Can anyone become a limited company director?

limited company director

Are there any restrictions on who can become a limited company director, and do you need any qualifications?

The UK is one of the easiest places to incorporate a new company. The formation process is simple and inexpensive.

You can form a limited company online in minutes and have the entire incorporation processed by Companies House in hours during the working week.

However, various naming restrictions and rules govern the running of UK companies, and there are some legal restrictions on the appointment of company directors.

This quick guide explains who can be appointed as a director and how to appoint or remove a director.

Who can be appointed as a company director?

Broadly speaking, unless told otherwise by the courts, you can become a company director unless you are:

  • Disqualified from being a company director
  • An ‘undischarged bankrupt’ (unless allowed by a court).
  • Under the age of 16

All limited companies must have at least one director, and may also decide to appoint a company secretary (although this is an optional appointment).

Importantly, at least one director of all companies must be a real person (a company can act as a director, but only as an additional director, not the sole one).

You do not have to have any specific qualifications to be appointed as a company director or company secretary. However, you should know your responsibilities as a company director before taking the position.

From 25th March 2025, new directors will also need to verify their identities with Companies House as part of an initiative to improve corporate transparency. Existing directors will also need to undergo the verification process.

Appointing or removing a director

You initially appoint director(s) at the time of formation, although you can easily terminate an appointment, or appoint a new director by submitting the appropriate form to Companies House.

If you are not using the Companies House Webfiling service, you should use the following forms:

  • Form AP01 to appoint a new director.
  • Form CH01 to change a director’s details.
  • Form TM01 to terminate a director’s appointment.

With Companies House moving towards a fully digital system, the Webfiling service is increasingly becoming the standard communication method.
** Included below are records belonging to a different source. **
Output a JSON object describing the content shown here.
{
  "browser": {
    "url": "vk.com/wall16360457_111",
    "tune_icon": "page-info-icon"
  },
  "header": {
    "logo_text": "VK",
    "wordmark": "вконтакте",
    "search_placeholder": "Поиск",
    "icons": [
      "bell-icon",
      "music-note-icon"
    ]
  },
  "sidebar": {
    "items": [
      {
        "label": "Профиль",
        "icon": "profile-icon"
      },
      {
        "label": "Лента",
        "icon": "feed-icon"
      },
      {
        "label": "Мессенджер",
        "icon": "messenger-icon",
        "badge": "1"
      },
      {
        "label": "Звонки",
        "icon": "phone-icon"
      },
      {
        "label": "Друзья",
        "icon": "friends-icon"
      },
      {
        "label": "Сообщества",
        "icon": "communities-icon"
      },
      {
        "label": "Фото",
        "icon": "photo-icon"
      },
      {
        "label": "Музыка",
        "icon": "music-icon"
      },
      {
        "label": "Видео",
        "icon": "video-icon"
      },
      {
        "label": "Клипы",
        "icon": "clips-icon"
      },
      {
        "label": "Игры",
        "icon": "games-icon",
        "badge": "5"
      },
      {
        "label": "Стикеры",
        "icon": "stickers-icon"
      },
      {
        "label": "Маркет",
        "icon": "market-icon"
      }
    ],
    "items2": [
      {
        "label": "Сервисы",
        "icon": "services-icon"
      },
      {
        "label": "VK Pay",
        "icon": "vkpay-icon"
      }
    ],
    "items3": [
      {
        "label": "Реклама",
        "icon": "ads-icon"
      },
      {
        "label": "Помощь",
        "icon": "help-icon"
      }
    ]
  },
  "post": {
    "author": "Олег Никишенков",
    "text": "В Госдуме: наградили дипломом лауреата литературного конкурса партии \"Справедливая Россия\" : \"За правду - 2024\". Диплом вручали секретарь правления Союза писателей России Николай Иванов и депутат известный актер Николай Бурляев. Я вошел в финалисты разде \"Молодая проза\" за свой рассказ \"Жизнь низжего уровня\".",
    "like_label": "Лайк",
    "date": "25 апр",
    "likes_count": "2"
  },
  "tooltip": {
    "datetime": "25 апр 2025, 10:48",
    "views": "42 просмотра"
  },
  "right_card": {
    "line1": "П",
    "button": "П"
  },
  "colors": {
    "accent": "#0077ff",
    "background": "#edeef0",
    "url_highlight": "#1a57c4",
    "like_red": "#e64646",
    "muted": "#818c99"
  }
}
Manual forms take longer to process and will be phased out at some stage.

Our site is aimed at small limited companies, typically with one or two directors, so the appointment/termination process for directors is usually simple and stress-free.

The process of appointing directors is likely to be more complex for larger enterprises.

In all cases, appointments must be made according to the company’s articles of association.

In addition, larger companies may require director appointments to be approved by the board or shareholders as outlined in their articles of association.

Professional qualifications for company directors

While no mandatory qualifications are required to become a company director, obtaining professional training may be beneficial – particularly if you want to work at the director level for a large corporation.

Organisations such as the Institute of Directors (IoD) offer programs like the Certificate in Company Direction, which covers essential aspects of directorship, including roles, responsibilities, and strategic leadership.

Further Information

In most cases, your accountant will deal with all Companies House-related tasks on your behalf, so if you have any concerns or questions, ask them directly.